I am in office in day time while my roommates are in office in night, we use our own computers so we need to share internet in them. One way is to use an long LAN cable which my friends can plug in the router in morning to reach there room but is there some other way? I don't want to keep my computer on in morning just so that my friends can connect, it's a wastage of electricity.


----------



## techtronic (Jul 10, 2008)

*Try to get a 4 Port Ethernet Switch. Connect 2 PCs using RJ45 Cables Straight to the Ethernet Switch.

Use Cross cable to connect the ADSL Modem with the switch.

Provide IPs in the range of 192.168.1.X because the ADSL Router will have 192.168.1.1 as its generic IP.*


----------



## Choto Cheeta (Jul 11, 2008)

Hi GX,

Just for reference, you may give this a read, as both as same ADSL stuff  *www.thinkdigit.com/forum/showthread.php?t=54225


----------



## gxsaurav (Jul 11, 2008)

Ok, this is what I have done as a temporary solution. 

The Phone cable comes from outside & connects to my DSL Modem, then a LAN cable connects the DSL Modem to my computer. This cable in 1 meter in length.

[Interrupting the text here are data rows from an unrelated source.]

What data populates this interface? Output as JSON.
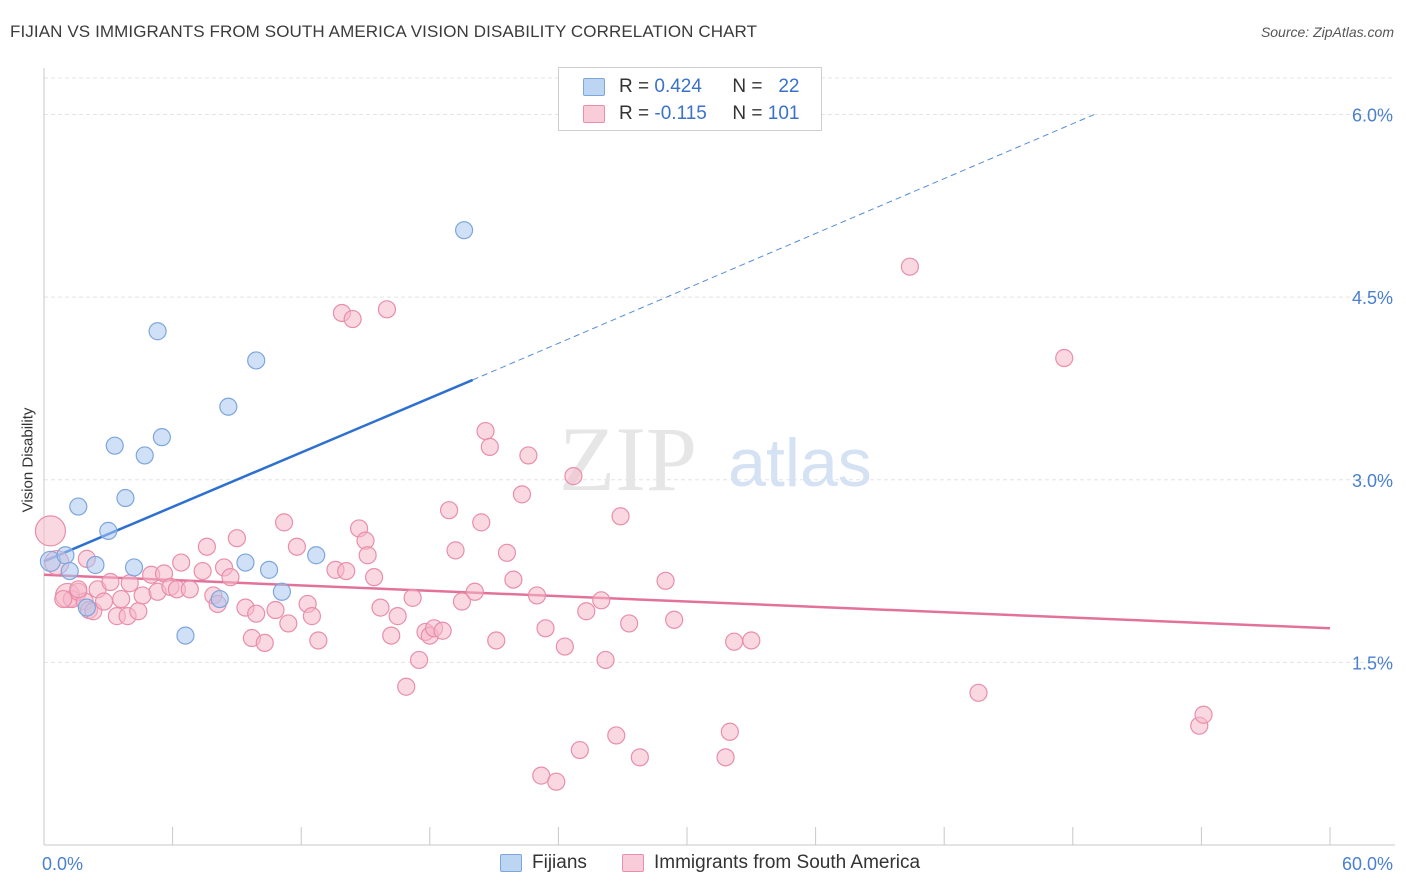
{
  "header": {
    "title": "FIJIAN VS IMMIGRANTS FROM SOUTH AMERICA VISION DISABILITY CORRELATION CHART",
    "source": "Source: ZipAtlas.com"
  },
  "watermark": {
    "zip": "ZIP",
    "atlas": "atlas"
  },
  "legend": {
    "rows": [
      {
        "r_label": "R =",
        "r_value": "0.424",
        "n_label": "N =",
        "n_value": "22",
        "color": "#a9c8f0"
      },
      {
        "r_label": "R =",
        "r_value": "-0.115",
        "n_label": "N =",
        "n_value": "101",
        "color": "#f5b8cb"
      }
    ]
  },
  "bottom_legend": {
    "items": [
      {
        "label": "Fijians",
        "color": "#a9c8f0"
      },
      {
        "label": "Immigrants from South America",
        "color": "#f5b8cb"
      }
    ]
  },
  "chart_data": {
    "type": "scatter",
    "title": "FIJIAN VS IMMIGRANTS FROM SOUTH AMERICA VISION DISABILITY CORRELATION CHART",
    "xlabel": "",
    "ylabel": "Vision Disability",
    "xlim": [
      0,
      60
    ],
    "ylim": [
      0,
      6.3
    ],
    "x_tick_labels": [
      "0.0%",
      "60.0%"
    ],
    "y_ticks": [
      1.5,
      3.0,
      4.5,
      6.0
    ],
    "y_tick_labels": [
      "1.5%",
      "3.0%",
      "4.5%",
      "6.0%"
    ],
    "grid": true,
    "legend_position": "top-center",
    "series": [
      {
        "name": "Fijians",
        "color": "#a9c8f0",
        "stroke": "#7ea6dc",
        "line_color": "#2e70cf",
        "trend": {
          "x0": 0,
          "y0": 2.33,
          "x1": 20,
          "y1": 3.82,
          "dashed_to_x": 49,
          "dashed_to_y": 6.0
        },
        "points": [
          [
            0.3,
            2.33
          ],
          [
            1.0,
            2.38
          ],
          [
            1.2,
            2.25
          ],
          [
            1.6,
            2.78
          ],
          [
            2.0,
            1.95
          ],
          [
            2.4,
            2.3
          ],
          [
            3.0,
            2.58
          ],
          [
            3.3,
            3.28
          ],
          [
            3.8,
            2.85
          ],
          [
            4.2,
            2.28
          ],
          [
            4.7,
            3.2
          ],
          [
            5.3,
            4.22
          ],
          [
            5.5,
            3.35
          ],
          [
            6.6,
            1.72
          ],
          [
            8.2,
            2.02
          ],
          [
            8.6,
            3.6
          ],
          [
            9.4,
            2.32
          ],
          [
            9.9,
            3.98
          ],
          [
            10.5,
            2.26
          ],
          [
            11.1,
            2.08
          ],
          [
            12.7,
            2.38
          ],
          [
            19.6,
            5.05
          ]
        ]
      },
      {
        "name": "Immigrants from South America",
        "color": "#f5b8cb",
        "stroke": "#e98eab",
        "line_color": "#e2729a",
        "trend": {
          "x0": 0,
          "y0": 2.22,
          "x1": 60,
          "y1": 1.78
        },
        "points": [
          [
            0.3,
            2.58
          ],
          [
            0.6,
            2.32
          ],
          [
            1.1,
            2.05
          ],
          [
            1.3,
            2.02
          ],
          [
            1.6,
            2.08
          ],
          [
            1.9,
            2.0
          ],
          [
            2.1,
            1.93
          ],
          [
            2.3,
            1.92
          ],
          [
            2.5,
            2.1
          ],
          [
            2.8,
            2.0
          ],
          [
            3.1,
            2.16
          ],
          [
            3.4,
            1.88
          ],
          [
            3.6,
            2.02
          ],
          [
            3.9,
            1.88
          ],
          [
            4.0,
            2.15
          ],
          [
            4.4,
            1.92
          ],
          [
            4.6,
            2.05
          ],
          [
            5.0,
            2.22
          ],
          [
            5.3,
            2.08
          ],
          [
            5.6,
            2.23
          ],
          [
            5.9,
            2.12
          ],
          [
            6.2,
            2.1
          ],
          [
            6.4,
            2.32
          ],
          [
            6.8,
            2.1
          ],
          [
            7.4,
            2.25
          ],
          [
            7.6,
            2.45
          ],
          [
            7.9,
            2.05
          ],
          [
            8.1,
            1.98
          ],
          [
            8.4,
            2.28
          ],
          [
            8.7,
            2.2
          ],
          [
            9.0,
            2.52
          ],
          [
            9.4,
            1.95
          ],
          [
            9.7,
            1.7
          ],
          [
            9.9,
            1.9
          ],
          [
            10.3,
            1.66
          ],
          [
            10.8,
            1.93
          ],
          [
            11.2,
            2.65
          ],
          [
            11.4,
            1.82
          ],
          [
            11.8,
            2.45
          ],
          [
            12.3,
            1.98
          ],
          [
            12.5,
            1.88
          ],
          [
            12.8,
            1.68
          ],
          [
            13.6,
            2.26
          ],
          [
            13.9,
            4.37
          ],
          [
            14.1,
            2.25
          ],
          [
            14.4,
            4.32
          ],
          [
            14.7,
            2.6
          ],
          [
            15.0,
            2.5
          ],
          [
            15.1,
            2.38
          ],
          [
            15.4,
            2.2
          ],
          [
            15.7,
            1.95
          ],
          [
            16.0,
            4.4
          ],
          [
            16.2,
            1.72
          ],
          [
            16.5,
            1.88
          ],
          [
            16.9,
            1.3
          ],
          [
            17.2,
            2.03
          ],
          [
            17.5,
            1.52
          ],
          [
            17.8,
            1.75
          ],
          [
            18.0,
            1.72
          ],
          [
            18.2,
            1.78
          ],
          [
            18.6,
            1.76
          ],
          [
            18.9,
            2.75
          ],
          [
            19.2,
            2.42
          ],
          [
            19.5,
            2.0
          ],
          [
            20.1,
            2.08
          ],
          [
            20.4,
            2.65
          ],
          [
            20.6,
            3.4
          ],
          [
            20.8,
            3.27
          ],
          [
            21.1,
            1.68
          ],
          [
            21.6,
            2.4
          ],
          [
            21.9,
            2.18
          ],
          [
            22.3,
            2.88
          ],
          [
            22.6,
            3.2
          ],
          [
            23.0,
            2.05
          ],
          [
            23.2,
            0.57
          ],
          [
            23.4,
            1.78
          ],
          [
            23.9,
            0.52
          ],
          [
            24.3,
            1.63
          ],
          [
            24.7,
            3.03
          ],
          [
            25.0,
            0.78
          ],
          [
            25.3,
            1.92
          ],
          [
            26.0,
            2.01
          ],
          [
            26.2,
            1.52
          ],
          [
            26.7,
            0.9
          ],
          [
            26.9,
            2.7
          ],
          [
            27.3,
            1.82
          ],
          [
            27.8,
            0.72
          ],
          [
            29.0,
            2.17
          ],
          [
            29.4,
            1.85
          ],
          [
            31.8,
            0.72
          ],
          [
            32.0,
            0.93
          ],
          [
            32.2,
            1.67
          ],
          [
            33.0,
            1.68
          ],
          [
            40.4,
            4.75
          ],
          [
            43.6,
            1.25
          ],
          [
            47.6,
            4.0
          ],
          [
            53.9,
            0.98
          ],
          [
            54.1,
            1.07
          ],
          [
            2.0,
            2.35
          ],
          [
            1.6,
            2.1
          ],
          [
            0.9,
            2.02
          ]
        ]
      }
    ]
  }
}
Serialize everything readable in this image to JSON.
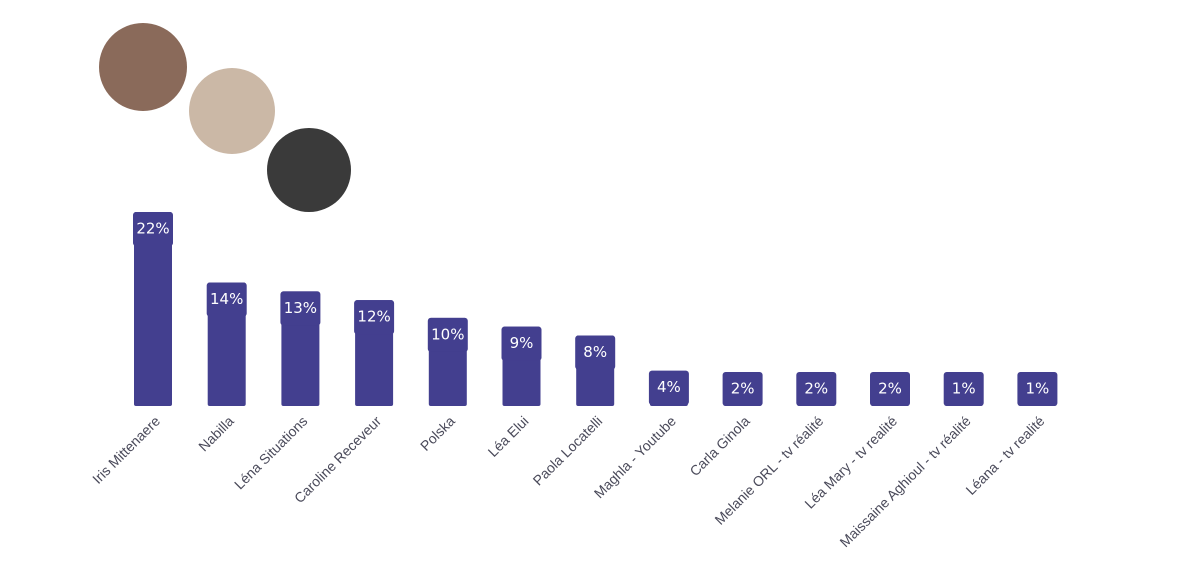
{
  "chart_data": {
    "type": "bar",
    "categories": [
      "Iris Mittenaere",
      "Nabilla",
      "Léna Situations",
      "Caroline Receveur",
      "Polska",
      "Léa Elui",
      "Paola Locatelli",
      "Maghla - Youtube",
      "Carla Ginola",
      "Melanie ORL - tv réalité",
      "Léa Mary - tv realité",
      "Maissaine Aghioul - tv réalité",
      "Léana - tv realité"
    ],
    "values": [
      22,
      14,
      13,
      12,
      10,
      9,
      8,
      4,
      2,
      2,
      2,
      1,
      1
    ],
    "value_labels": [
      "22%",
      "14%",
      "13%",
      "12%",
      "10%",
      "9%",
      "8%",
      "4%",
      "2%",
      "2%",
      "2%",
      "1%",
      "1%"
    ],
    "color": "#433f8f"
  }
}
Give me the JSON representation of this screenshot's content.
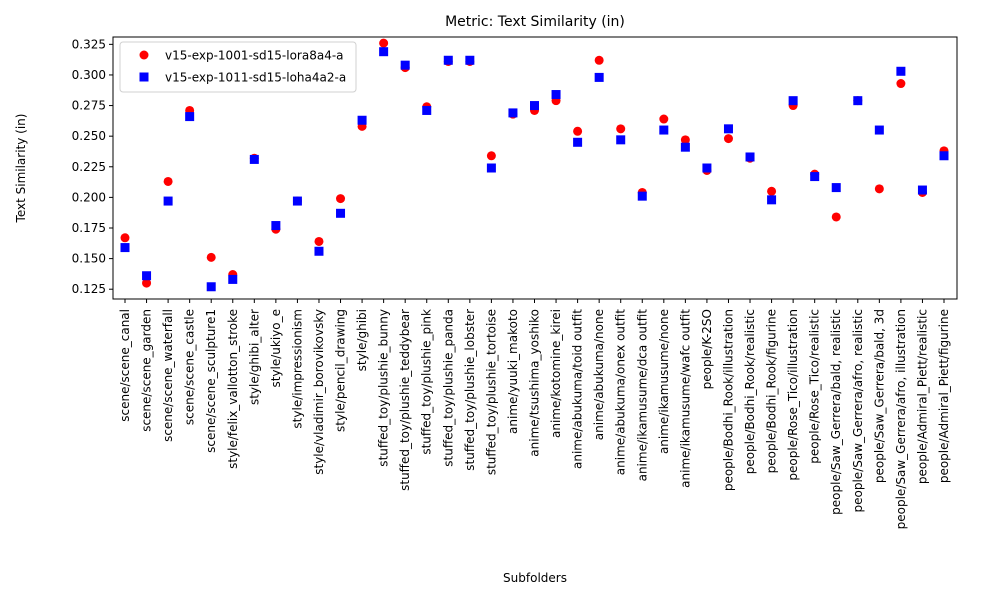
{
  "chart_data": {
    "type": "scatter",
    "title": "Metric: Text Similarity (in)",
    "xlabel": "Subfolders",
    "ylabel": "Text Similarity (in)",
    "ylim": [
      0.117,
      0.331
    ],
    "yticks": [
      0.125,
      0.15,
      0.175,
      0.2,
      0.225,
      0.25,
      0.275,
      0.3,
      0.325
    ],
    "ytick_labels": [
      "0.125",
      "0.150",
      "0.175",
      "0.200",
      "0.225",
      "0.250",
      "0.275",
      "0.300",
      "0.325"
    ],
    "grid": false,
    "legend_position": "top-left",
    "categories": [
      "scene/scene_canal",
      "scene/scene_garden",
      "scene/scene_waterfall",
      "scene/scene_castle",
      "scene/scene_sculpture1",
      "style/felix_vallotton_stroke",
      "style/ghibi_alter",
      "style/ukiyo_e",
      "style/impressionism",
      "style/vladimir_borovikovsky",
      "style/pencil_drawing",
      "style/ghibi",
      "stuffed_toy/plushie_bunny",
      "stuffed_toy/plushie_teddybear",
      "stuffed_toy/plushie_pink",
      "stuffed_toy/plushie_panda",
      "stuffed_toy/plushie_lobster",
      "stuffed_toy/plushie_tortoise",
      "anime/yuuki_makoto",
      "anime/tsushima_yoshiko",
      "anime/kotomine_kirei",
      "anime/abukuma/toid outfit",
      "anime/abukuma/none",
      "anime/abukuma/onex outfit",
      "anime/ikamusume/dca outfit",
      "anime/ikamusume/none",
      "anime/ikamusume/wafc outfit",
      "people/K-2SO",
      "people/Bodhi_Rook/illustration",
      "people/Bodhi_Rook/realistic",
      "people/Bodhi_Rook/figurine",
      "people/Rose_Tico/illustration",
      "people/Rose_Tico/realistic",
      "people/Saw_Gerrera/bald, realistic",
      "people/Saw_Gerrera/afro, realistic",
      "people/Saw_Gerrera/bald, 3d",
      "people/Saw_Gerrera/afro, illustration",
      "people/Admiral_Piett/realistic",
      "people/Admiral_Piett/figurine"
    ],
    "series": [
      {
        "name": "v15-exp-1001-sd15-lora8a4-a",
        "color": "#ff0000",
        "marker": "circle",
        "values": [
          0.167,
          0.13,
          0.213,
          0.271,
          0.151,
          0.137,
          0.232,
          0.174,
          0.197,
          0.164,
          0.199,
          0.258,
          0.326,
          0.306,
          0.274,
          0.311,
          0.311,
          0.234,
          0.268,
          0.271,
          0.279,
          0.254,
          0.312,
          0.256,
          0.204,
          0.264,
          0.247,
          0.222,
          0.248,
          0.232,
          0.205,
          0.275,
          0.219,
          0.184,
          0.279,
          0.207,
          0.293,
          0.204,
          0.238
        ]
      },
      {
        "name": "v15-exp-1011-sd15-loha4a2-a",
        "color": "#0000ff",
        "marker": "square",
        "values": [
          0.159,
          0.136,
          0.197,
          0.266,
          0.127,
          0.133,
          0.231,
          0.177,
          0.197,
          0.156,
          0.187,
          0.263,
          0.319,
          0.308,
          0.271,
          0.312,
          0.312,
          0.224,
          0.269,
          0.275,
          0.284,
          0.245,
          0.298,
          0.247,
          0.201,
          0.255,
          0.241,
          0.224,
          0.256,
          0.233,
          0.198,
          0.279,
          0.217,
          0.208,
          0.279,
          0.255,
          0.303,
          0.206,
          0.234
        ]
      }
    ]
  }
}
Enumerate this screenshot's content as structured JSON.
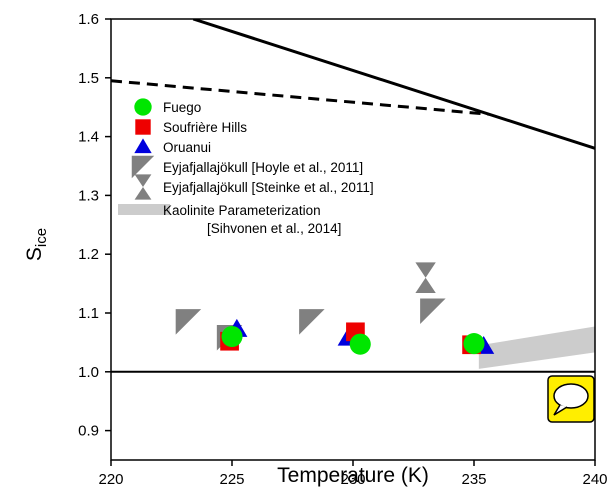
{
  "chart_data": {
    "type": "scatter",
    "xlabel": "Temperature (K)",
    "ylabel": "S",
    "ylabel_sub": "ice",
    "xlim": [
      220,
      240
    ],
    "ylim": [
      0.85,
      1.6
    ],
    "xticks": [
      "220",
      "225",
      "230",
      "235",
      "240"
    ],
    "yticks": [
      "0.9",
      "1.0",
      "1.1",
      "1.2",
      "1.3",
      "1.4",
      "1.5",
      "1.6"
    ],
    "legend_position": "left",
    "series": [
      {
        "name": "Fuego",
        "marker": "circle",
        "color": "#00e600",
        "points": [
          {
            "x": 225.0,
            "y": 1.06
          },
          {
            "x": 230.3,
            "y": 1.047
          },
          {
            "x": 235.0,
            "y": 1.048
          }
        ]
      },
      {
        "name": "Soufrière Hills",
        "marker": "square",
        "color": "#ee0000",
        "points": [
          {
            "x": 224.9,
            "y": 1.052
          },
          {
            "x": 230.1,
            "y": 1.068
          },
          {
            "x": 234.9,
            "y": 1.046
          }
        ]
      },
      {
        "name": "Oruanui",
        "marker": "triangle",
        "color": "#0000dd",
        "points": [
          {
            "x": 225.2,
            "y": 1.072
          },
          {
            "x": 229.8,
            "y": 1.057
          },
          {
            "x": 235.4,
            "y": 1.043
          }
        ]
      },
      {
        "name": "Eyjafjallajökull [Hoyle et al., 2011]",
        "marker": "wedge",
        "color": "#808080",
        "points": [
          {
            "x": 223.2,
            "y": 1.085
          },
          {
            "x": 224.9,
            "y": 1.058
          },
          {
            "x": 228.3,
            "y": 1.085
          },
          {
            "x": 233.3,
            "y": 1.103
          }
        ]
      },
      {
        "name": "Eyjafjallajökull [Steinke et al., 2011]",
        "marker": "hourglass",
        "color": "#808080",
        "points": [
          {
            "x": 233.0,
            "y": 1.16
          }
        ]
      },
      {
        "name": "Kaolinite Parameterization",
        "name_line2": "[Sihvonen et al., 2014]",
        "marker": "band",
        "color": "#cccccc",
        "band": {
          "x": [
            235.2,
            240
          ],
          "lower": [
            1.005,
            1.033
          ],
          "upper": [
            1.045,
            1.077
          ]
        }
      }
    ],
    "lines": [
      {
        "style": "solid",
        "color": "#000000",
        "points": [
          {
            "x": 223.4,
            "y": 1.6
          },
          {
            "x": 240,
            "y": 1.38
          }
        ]
      },
      {
        "style": "dashed",
        "color": "#000000",
        "points": [
          {
            "x": 220,
            "y": 1.495
          },
          {
            "x": 235.6,
            "y": 1.438
          }
        ]
      },
      {
        "style": "solid",
        "color": "#000000",
        "points": [
          {
            "x": 220,
            "y": 1.0
          },
          {
            "x": 240,
            "y": 1.0
          }
        ]
      }
    ]
  },
  "corner_icon": {
    "name": "speech-bubble-icon",
    "color": "#ffee00"
  }
}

Now, my friends need to use the net in mornings only & at that time my computer stays off. We bought a long CAT5 cable & when my friend has to connect to net, he just inserts one end of his long cable to my Modem & 2nd one to his computer in other room. This way he can use net even when my computer is off as at one time, only one computer is connected to net, except for sunday.


----------



## infra_red_dude (Jul 11, 2008)

^^^ get a router. A 4 port hardly costs Rs.400 or so. Plug all three devices to it and leave all your worries behind


----------



## kalpik (Jul 11, 2008)

^^ A switch is more than enough.. No need for a router


----------



## Pathik (Jul 11, 2008)

Get a Hub or Switch. No need of plugging / unplugging. Your current method wont work when you both need to access the net together or share files.


----------



## ravi_9793 (Jul 11, 2008)

Pathik said:


> Get a Hub or Switch. No need of plugging / unplugging. Your current method wont work when you both need to access the net together or share files.


+1

Thus your network will be on star topology..which is best network topology ( my opinion).


----------



## infra_red_dude (Jul 11, 2008)

Sorry...Sorry my bad.. was thinking something and typed something 

A 4 port "trusty" DLink switch will cost about Rs.400.


----------



## NucleusKore (Jul 11, 2008)

^+1 
a 4 port switch
not a hub


----------



## gxsaurav (Jul 13, 2008)

grr, now U guys r confusing me. What should I buy?


----------



## Pathik (Jul 13, 2008)

A simple, cute, sweet and sexy 4 Port Ethernet Switch.


----------



## techtronic (Jul 13, 2008)

A 4 Port Ethernet Switch should do.


----------



## ravi_9793 (Jul 13, 2008)

gx_saurav said:


> grr, now U guys r confusing me. What should I buy?


Any cheap switch.


----------



## NucleusKore (Jul 13, 2008)

*four port switch*
no confusion, in case you did not know, there is a difference between a switch and a hub esp. related to crosstalk


----------